I think “stupid” is the wrong word. “Dangerous” is more like it. And maybe “radical.” This isn’t just a Balanced Budget Amendment. It also includes a provision saying that tax increases would require a two-thirds majority in both houses of Congress — so, it includes a provision making it harder to balance the budget — and another saying that total spending couldn’t exceed 18 percent of GDP. No allowances are made for recessions, though allowances are made for wars. Not a single year of the Bush administration would qualify as constitutional under this amendment. Nor would a single year of the Reagan administration. The Clinton administration would’ve had exactly two years in which it wasn’t in violation.
Read that again: Every single Senate Republican has endorsed a constitutional amendment that would’ve made Ronald Reagan’s fiscal policy unconstitutional. That’s how far to the right the modern GOP has swung.
But the problem isn’t simply that the proposed amendment is extreme.
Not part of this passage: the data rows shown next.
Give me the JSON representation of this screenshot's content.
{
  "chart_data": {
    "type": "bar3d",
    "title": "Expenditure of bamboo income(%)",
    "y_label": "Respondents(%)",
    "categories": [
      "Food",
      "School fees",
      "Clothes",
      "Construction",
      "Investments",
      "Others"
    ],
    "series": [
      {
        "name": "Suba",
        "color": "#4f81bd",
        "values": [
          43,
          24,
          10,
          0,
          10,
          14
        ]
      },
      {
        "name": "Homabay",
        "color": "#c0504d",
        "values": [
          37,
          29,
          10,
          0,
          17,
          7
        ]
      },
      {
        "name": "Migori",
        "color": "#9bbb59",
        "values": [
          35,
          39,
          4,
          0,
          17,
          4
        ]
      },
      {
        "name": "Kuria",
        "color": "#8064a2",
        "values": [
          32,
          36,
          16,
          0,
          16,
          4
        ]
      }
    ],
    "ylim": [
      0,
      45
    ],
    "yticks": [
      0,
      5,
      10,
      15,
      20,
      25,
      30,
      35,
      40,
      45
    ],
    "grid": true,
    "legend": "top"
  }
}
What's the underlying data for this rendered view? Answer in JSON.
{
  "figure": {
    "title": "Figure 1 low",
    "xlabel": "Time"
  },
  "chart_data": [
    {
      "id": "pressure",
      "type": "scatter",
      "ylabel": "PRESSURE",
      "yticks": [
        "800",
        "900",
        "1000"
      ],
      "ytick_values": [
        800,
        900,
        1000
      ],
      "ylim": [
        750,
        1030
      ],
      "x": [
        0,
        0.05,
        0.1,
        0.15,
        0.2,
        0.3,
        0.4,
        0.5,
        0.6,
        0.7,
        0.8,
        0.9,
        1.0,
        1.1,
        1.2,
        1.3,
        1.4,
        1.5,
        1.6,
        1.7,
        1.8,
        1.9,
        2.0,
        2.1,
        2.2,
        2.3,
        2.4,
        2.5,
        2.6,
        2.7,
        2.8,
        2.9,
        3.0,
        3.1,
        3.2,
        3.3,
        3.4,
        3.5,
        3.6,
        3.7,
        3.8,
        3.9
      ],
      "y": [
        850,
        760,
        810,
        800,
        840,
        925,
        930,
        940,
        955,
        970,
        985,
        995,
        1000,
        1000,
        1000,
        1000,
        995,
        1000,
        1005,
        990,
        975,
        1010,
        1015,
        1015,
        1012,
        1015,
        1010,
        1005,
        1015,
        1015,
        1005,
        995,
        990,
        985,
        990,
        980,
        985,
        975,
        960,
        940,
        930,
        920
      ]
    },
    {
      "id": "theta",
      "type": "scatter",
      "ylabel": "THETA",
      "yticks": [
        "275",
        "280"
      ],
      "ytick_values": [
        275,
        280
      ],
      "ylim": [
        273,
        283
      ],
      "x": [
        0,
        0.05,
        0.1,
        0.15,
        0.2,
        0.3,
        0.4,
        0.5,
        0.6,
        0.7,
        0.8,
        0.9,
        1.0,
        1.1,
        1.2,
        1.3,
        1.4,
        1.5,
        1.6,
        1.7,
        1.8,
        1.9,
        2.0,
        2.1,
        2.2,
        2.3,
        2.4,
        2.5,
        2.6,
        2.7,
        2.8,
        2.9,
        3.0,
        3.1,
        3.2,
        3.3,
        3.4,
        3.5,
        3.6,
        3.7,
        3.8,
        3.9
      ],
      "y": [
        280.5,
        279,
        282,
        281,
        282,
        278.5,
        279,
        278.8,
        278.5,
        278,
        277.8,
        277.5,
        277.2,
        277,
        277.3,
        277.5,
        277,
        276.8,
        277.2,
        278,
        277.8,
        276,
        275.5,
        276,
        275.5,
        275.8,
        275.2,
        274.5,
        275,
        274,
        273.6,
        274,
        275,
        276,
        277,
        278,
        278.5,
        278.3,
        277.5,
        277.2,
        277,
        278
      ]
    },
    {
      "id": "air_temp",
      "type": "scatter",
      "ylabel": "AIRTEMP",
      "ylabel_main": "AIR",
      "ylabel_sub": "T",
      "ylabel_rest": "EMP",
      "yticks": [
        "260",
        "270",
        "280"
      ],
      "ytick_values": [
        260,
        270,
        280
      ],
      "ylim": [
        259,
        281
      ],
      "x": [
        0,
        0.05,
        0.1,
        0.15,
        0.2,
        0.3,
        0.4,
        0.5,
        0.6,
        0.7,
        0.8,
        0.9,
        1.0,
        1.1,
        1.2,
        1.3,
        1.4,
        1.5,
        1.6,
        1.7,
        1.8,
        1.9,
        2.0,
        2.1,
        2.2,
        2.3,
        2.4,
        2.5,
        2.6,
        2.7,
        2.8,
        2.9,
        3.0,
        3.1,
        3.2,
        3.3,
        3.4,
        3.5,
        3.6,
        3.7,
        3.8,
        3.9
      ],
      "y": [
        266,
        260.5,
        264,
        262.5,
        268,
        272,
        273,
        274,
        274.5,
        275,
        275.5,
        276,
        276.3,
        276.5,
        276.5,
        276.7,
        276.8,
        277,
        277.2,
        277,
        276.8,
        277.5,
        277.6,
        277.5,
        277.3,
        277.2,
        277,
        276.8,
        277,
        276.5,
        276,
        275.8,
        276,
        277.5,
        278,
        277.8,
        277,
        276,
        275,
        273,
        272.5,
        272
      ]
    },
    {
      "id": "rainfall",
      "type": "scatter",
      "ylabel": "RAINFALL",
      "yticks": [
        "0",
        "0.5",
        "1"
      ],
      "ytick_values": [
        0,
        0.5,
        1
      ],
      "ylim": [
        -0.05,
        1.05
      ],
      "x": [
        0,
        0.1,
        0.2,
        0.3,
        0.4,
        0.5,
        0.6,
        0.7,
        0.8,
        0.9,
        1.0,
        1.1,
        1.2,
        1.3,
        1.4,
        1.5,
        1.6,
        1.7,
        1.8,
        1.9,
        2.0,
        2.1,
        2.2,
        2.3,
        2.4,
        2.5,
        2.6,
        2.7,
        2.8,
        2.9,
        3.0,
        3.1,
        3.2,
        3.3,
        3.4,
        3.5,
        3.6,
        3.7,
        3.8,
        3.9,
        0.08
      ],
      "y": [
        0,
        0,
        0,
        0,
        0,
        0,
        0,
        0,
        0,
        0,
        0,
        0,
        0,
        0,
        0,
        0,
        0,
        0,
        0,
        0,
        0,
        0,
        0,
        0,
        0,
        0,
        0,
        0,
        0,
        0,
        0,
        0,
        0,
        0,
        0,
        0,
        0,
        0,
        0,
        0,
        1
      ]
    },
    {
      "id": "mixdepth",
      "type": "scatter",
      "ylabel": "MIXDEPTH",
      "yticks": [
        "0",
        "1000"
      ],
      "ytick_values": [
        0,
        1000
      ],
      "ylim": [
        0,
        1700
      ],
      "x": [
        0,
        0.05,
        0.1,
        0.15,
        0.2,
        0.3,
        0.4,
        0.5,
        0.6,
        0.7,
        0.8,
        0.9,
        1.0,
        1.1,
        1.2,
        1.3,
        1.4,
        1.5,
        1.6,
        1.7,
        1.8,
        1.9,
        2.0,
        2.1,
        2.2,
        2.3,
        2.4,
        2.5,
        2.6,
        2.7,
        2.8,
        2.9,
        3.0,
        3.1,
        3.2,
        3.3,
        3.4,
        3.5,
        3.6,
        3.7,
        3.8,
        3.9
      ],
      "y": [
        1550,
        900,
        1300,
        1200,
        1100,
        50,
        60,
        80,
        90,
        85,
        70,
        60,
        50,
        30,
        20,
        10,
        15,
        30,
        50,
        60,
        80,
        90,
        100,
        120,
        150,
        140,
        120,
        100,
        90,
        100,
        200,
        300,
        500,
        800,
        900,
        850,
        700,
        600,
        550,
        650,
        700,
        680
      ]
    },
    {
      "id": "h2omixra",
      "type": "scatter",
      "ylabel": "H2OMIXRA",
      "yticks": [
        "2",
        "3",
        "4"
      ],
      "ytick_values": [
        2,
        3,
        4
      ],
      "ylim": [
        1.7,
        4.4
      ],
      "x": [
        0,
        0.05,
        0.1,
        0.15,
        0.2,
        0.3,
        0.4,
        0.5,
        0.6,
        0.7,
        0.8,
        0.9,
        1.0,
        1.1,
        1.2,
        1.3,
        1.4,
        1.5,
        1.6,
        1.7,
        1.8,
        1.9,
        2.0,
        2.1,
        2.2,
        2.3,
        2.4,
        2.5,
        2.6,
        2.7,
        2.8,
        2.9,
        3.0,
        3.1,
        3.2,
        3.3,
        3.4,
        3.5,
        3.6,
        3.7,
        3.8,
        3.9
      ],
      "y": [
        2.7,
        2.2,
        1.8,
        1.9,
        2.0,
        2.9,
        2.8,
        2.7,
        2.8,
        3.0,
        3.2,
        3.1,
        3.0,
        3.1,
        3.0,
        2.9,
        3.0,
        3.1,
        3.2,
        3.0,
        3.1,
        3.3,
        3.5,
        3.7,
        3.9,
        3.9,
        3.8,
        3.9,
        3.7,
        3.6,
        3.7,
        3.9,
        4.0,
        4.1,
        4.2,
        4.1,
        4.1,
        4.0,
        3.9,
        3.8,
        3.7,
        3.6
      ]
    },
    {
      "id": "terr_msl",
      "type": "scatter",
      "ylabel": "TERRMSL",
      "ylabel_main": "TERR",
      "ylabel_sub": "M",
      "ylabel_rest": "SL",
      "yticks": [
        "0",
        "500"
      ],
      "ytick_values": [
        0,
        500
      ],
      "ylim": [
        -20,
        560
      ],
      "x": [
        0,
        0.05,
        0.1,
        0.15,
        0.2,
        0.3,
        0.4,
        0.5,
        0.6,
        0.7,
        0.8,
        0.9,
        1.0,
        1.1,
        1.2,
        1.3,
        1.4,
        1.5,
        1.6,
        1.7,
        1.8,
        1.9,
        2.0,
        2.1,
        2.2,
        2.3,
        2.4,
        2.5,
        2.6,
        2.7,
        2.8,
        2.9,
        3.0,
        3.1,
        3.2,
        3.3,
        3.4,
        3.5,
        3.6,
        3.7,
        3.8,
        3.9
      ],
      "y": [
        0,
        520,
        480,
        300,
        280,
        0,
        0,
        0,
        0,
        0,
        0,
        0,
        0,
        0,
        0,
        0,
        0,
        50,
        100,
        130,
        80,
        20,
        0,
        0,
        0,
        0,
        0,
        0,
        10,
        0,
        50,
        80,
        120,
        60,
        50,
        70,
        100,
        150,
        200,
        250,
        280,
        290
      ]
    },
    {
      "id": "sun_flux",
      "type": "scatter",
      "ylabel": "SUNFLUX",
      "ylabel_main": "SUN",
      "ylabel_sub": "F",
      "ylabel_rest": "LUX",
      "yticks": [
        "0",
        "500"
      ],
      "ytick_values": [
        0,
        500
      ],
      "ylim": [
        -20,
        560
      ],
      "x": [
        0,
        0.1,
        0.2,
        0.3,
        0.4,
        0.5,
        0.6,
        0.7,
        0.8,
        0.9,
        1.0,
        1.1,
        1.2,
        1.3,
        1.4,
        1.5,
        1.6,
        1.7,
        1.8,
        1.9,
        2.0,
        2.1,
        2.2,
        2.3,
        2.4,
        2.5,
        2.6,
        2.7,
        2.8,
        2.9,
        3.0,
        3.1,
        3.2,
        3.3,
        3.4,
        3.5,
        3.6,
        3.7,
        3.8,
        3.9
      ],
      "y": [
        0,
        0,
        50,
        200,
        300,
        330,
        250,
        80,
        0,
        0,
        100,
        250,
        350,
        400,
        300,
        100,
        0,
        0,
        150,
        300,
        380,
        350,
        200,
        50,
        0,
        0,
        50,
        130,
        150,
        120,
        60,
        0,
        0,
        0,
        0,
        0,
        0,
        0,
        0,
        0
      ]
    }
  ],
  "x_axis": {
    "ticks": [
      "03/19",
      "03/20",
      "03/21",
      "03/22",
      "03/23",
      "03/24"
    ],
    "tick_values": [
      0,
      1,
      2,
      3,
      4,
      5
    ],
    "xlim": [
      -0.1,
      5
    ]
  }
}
It’s also unworkable. The baby boomers are retiring and health costs are rising. Unless you have a way to stop one or the other from happening — and no one does — spending as a percentage of GDP is going to have to rise. This proposal doesn’t interrupt those trends. It simply refuses to acknowledge them — or, to be more generous, it rules them unconstitutional. This is the equivalent of trying to keep your kid cute by passing a law saying he’s not allowed to grow up.
Another problem: In a recession, tax revenue plummets and GDP stops growing, but spending has to be sustained, or even increased, to a) give people unemployment insurance and Medicaid and other services they need and b) keep the economy from contracting violently. This amendments includes no provisions for recessions, meaning that when the economy contracted, the government would have to contract as well. That is to say, we’re still not out of one of the deepest recessions in American history, and every Senate Republican has co-sponsored a constitutional amendment to make future recessions worse. It’s just breathtaking.
A world in which this amendment is added to the Constitution is a world in which America effectively becomes California. It’s a world where the procedural impediments to passing budgets and raising revenues are so immense that effective fiscal management is essentially impossible; it’s a world where we can’t make public investments or sustain the safety net; it’s a world where recessions are much worse than they currently are and the government has to do more of its work off-budget through regulation and gimmickry. I would like to say something positive about this proposal, say there’s some silver lining here. But there isn’t. This is economic demagoguery, and nothing more. It’s so unrealistic that it would’ve ruled all but two of the last 30 years unconstitutional, which means it’s so unrealistic that there has not yet been a Republican president who has proven it can be done. And that doesn’t just suggest it can’t be done: It suggests that when Republicans are actually in power and have control of the budget, they know perfectly well that it shouldn’t be done. They’re just pretending otherwise for the moment.